Dal 28 gennaio al 14 febbraio il Teatro Arvalia ha ospitato La Città di Ferro, interpretata dagli attori di Eleusis Teatro e diretta da Emanuele Faina. Lo spettacolo è una rivisitazione de La ballata del carcere di Reading, composta da Oscar Wilde a seguito della propria esperienza in carcere per omosessualità.
L’incarcerazione di Charles Thomas Wooldridge, ufficiale britannico condotto all’omicidio dalla gelosia, e la sua condanna a morte sono gli espedienti da cui si diparte una riflessione che analizza le dinamiche e il ruolo della galera. La Città di Ferro abbandona gli sterili toni polemici spesso assunti al di qua e al di là della barricata, e attraverso un’equilibrata autoevidenza propone allo spettatore una personale prospettiva per osservare una questione rispetto a cui prendere una posizione è quantomai rischioso.
La vita del carcere perviene a un’alienante atemporalità in cui passato, presente e futuro si fluidificano in un continuum amorfo e grottesco.È scandita dalla sistematica ripetizione di rituali ossequiosamente onorati e tuttavia inutili, in cui i carcerati compiono ossessivamente le stesse azioni oscillando tra stagnazione asfissiante e rapidi spostamenti che si rivelano soltanto dei giri a vuoto.
All’interno di una scenografia opprimente si muovono personaggi senza connotati, ombre in omologanti divise carcerarie con l’inconsistenza di rami morti. Sono i rami tagliati fuori da una società teleologicamente modernista, che traduce il progresso in vacua opulenza assurta a meccanismo autonomo che mira soltanto all’autoconservazione e prescinde dai suoi attori sociali.

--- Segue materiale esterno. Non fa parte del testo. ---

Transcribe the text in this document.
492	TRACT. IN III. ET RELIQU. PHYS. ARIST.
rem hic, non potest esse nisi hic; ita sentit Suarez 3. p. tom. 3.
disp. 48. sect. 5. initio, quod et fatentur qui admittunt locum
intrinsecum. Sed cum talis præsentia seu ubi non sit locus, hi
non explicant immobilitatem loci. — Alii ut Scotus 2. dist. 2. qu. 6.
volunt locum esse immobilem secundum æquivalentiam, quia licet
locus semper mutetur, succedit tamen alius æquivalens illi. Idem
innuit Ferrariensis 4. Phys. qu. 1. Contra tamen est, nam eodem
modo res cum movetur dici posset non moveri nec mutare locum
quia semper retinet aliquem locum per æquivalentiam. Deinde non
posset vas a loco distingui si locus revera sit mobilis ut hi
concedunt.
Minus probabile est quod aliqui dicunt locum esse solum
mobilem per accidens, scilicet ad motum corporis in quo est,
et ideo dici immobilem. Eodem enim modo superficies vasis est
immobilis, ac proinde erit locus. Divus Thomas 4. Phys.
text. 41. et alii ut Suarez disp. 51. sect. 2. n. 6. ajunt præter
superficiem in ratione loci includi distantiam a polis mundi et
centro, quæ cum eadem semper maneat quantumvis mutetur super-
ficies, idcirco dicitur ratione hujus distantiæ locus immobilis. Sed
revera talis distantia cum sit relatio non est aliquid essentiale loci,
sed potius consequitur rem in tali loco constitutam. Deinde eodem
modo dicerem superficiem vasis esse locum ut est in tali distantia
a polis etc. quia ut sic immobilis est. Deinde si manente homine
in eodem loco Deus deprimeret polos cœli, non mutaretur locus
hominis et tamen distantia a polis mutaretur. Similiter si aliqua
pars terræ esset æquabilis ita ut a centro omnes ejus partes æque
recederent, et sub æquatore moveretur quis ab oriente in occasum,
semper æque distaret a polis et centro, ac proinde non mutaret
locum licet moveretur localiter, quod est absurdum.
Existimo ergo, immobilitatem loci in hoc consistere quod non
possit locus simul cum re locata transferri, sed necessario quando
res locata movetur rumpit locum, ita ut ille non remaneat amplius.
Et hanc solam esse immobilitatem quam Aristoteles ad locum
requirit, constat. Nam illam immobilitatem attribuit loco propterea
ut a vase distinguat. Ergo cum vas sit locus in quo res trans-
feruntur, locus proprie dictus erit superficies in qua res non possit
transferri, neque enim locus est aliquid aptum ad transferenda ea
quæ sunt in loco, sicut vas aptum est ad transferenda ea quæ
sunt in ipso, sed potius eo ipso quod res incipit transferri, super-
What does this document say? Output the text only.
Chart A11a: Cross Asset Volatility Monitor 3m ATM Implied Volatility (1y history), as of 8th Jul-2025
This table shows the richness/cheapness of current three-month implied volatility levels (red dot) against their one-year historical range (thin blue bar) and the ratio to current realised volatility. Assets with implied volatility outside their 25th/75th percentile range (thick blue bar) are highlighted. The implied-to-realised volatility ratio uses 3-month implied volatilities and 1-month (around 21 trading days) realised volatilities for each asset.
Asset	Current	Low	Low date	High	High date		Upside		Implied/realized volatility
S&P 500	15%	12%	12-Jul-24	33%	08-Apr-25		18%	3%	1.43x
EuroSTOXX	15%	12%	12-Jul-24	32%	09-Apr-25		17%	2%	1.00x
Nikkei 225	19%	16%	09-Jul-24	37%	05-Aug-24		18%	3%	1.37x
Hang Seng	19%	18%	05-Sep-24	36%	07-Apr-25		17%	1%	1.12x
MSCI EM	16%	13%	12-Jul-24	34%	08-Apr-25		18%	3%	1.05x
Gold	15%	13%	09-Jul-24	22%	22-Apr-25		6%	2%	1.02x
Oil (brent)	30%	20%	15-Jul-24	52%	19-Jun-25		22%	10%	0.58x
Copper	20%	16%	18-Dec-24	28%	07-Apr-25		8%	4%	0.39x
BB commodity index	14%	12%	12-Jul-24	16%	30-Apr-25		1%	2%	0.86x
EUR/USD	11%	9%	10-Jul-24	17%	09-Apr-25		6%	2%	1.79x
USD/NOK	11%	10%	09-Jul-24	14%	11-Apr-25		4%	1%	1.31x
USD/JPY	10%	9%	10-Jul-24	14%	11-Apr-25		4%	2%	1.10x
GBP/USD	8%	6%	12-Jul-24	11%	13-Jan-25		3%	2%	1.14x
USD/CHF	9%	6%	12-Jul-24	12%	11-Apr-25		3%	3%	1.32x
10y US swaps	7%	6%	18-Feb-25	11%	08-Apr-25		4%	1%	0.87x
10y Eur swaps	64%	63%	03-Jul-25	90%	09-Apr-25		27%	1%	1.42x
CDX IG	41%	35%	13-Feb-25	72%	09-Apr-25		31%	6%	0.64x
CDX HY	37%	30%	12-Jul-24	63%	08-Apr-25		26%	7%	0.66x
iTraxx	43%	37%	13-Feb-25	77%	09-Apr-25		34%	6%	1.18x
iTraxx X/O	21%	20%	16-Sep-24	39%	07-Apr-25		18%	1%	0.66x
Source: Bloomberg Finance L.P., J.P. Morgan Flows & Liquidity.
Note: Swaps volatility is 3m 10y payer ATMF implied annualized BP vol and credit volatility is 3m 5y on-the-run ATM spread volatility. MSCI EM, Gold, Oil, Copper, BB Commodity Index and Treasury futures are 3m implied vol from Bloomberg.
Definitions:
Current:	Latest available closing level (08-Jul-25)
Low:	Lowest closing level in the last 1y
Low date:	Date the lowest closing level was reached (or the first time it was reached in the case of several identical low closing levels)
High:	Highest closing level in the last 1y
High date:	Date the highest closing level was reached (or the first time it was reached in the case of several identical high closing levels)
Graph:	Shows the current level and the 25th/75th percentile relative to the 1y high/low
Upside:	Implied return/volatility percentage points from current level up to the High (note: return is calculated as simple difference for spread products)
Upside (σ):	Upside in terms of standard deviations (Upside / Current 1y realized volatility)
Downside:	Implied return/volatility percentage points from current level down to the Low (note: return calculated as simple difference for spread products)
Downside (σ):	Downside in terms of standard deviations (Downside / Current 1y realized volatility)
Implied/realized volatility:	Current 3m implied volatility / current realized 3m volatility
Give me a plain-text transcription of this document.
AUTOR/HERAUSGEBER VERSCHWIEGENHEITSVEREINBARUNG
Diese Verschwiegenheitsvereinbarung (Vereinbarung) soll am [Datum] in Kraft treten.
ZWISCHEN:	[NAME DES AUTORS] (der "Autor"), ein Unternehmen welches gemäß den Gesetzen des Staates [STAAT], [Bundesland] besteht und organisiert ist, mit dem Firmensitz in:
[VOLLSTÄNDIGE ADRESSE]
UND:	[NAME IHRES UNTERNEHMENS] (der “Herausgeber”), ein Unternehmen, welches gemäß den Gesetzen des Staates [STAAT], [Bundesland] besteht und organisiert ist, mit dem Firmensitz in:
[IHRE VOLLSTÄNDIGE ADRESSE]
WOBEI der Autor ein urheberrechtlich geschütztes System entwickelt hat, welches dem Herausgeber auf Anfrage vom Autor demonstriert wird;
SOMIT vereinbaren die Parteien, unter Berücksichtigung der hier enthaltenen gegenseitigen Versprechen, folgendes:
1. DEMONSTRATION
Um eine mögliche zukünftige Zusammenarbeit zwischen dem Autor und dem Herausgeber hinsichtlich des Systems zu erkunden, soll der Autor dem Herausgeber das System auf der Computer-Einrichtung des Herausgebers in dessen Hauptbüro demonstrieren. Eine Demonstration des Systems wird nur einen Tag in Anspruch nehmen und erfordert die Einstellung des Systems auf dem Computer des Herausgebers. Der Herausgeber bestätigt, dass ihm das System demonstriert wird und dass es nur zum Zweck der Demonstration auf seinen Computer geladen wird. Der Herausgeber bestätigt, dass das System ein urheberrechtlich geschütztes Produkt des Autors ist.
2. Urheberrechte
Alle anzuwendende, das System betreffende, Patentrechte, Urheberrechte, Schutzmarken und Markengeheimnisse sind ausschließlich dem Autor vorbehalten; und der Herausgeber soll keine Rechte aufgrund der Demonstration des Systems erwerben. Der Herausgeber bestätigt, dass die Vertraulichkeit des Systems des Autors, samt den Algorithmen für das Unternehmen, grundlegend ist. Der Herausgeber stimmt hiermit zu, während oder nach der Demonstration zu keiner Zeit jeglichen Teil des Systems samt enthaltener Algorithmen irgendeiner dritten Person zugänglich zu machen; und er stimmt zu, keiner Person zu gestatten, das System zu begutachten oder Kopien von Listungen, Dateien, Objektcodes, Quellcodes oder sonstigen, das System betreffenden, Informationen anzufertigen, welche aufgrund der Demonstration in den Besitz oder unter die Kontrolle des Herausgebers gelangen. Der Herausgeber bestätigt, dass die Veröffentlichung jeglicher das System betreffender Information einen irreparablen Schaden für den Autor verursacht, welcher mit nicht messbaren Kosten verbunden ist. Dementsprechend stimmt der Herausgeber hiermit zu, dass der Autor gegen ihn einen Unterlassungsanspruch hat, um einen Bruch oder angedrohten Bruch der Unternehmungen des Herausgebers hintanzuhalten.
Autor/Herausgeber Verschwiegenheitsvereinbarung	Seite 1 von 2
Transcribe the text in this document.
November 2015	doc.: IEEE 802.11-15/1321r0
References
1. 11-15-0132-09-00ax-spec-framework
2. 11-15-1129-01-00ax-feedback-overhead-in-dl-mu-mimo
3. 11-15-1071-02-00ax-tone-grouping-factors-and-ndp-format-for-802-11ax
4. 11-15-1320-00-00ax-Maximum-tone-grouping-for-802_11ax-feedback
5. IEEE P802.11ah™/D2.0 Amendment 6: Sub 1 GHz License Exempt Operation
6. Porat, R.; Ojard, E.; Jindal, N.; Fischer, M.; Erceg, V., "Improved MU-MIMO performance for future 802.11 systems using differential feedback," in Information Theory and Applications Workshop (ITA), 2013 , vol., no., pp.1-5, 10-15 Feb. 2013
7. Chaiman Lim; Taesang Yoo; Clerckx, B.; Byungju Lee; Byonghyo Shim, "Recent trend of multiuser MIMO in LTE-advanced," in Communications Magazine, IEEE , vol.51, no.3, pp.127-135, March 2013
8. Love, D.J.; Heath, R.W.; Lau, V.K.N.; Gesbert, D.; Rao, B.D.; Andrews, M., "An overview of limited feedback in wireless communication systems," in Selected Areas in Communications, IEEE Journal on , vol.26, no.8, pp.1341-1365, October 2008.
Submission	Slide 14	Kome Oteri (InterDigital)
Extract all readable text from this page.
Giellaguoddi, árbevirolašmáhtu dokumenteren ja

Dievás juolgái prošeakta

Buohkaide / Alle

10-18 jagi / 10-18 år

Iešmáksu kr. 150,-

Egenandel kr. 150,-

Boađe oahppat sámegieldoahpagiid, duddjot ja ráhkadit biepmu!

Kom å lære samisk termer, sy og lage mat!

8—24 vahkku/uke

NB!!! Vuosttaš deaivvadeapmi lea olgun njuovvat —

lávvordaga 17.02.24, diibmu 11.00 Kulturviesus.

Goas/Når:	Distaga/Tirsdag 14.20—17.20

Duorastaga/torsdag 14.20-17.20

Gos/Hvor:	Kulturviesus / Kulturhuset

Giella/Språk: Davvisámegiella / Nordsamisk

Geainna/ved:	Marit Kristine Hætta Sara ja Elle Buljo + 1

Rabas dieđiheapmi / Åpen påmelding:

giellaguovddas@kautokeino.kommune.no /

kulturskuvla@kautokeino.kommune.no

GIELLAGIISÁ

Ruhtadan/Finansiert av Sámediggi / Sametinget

La struttura carceraria è il tentativo maldestro di risanamento attraverso un’improduttiva segregazione che concretizza la tendenza a ricondurre la realtà a dicotomie insostenibili che polarizzano semplicisticamente i concetti di giusto e sbagliato.
Attraverso uno squallido patchwork di considerazioni, ricordi, accessi di rabbia, scoramenti in progressione non integrata, La Città di Ferro assume una posizione delocalizzata -e forse l’unica funzionale- che trascende le opposizioni binarie e l’assoluto di giustizia, e lascia che lo spettatore tragga le proprie conclusioni senza automatismo e leggerezza.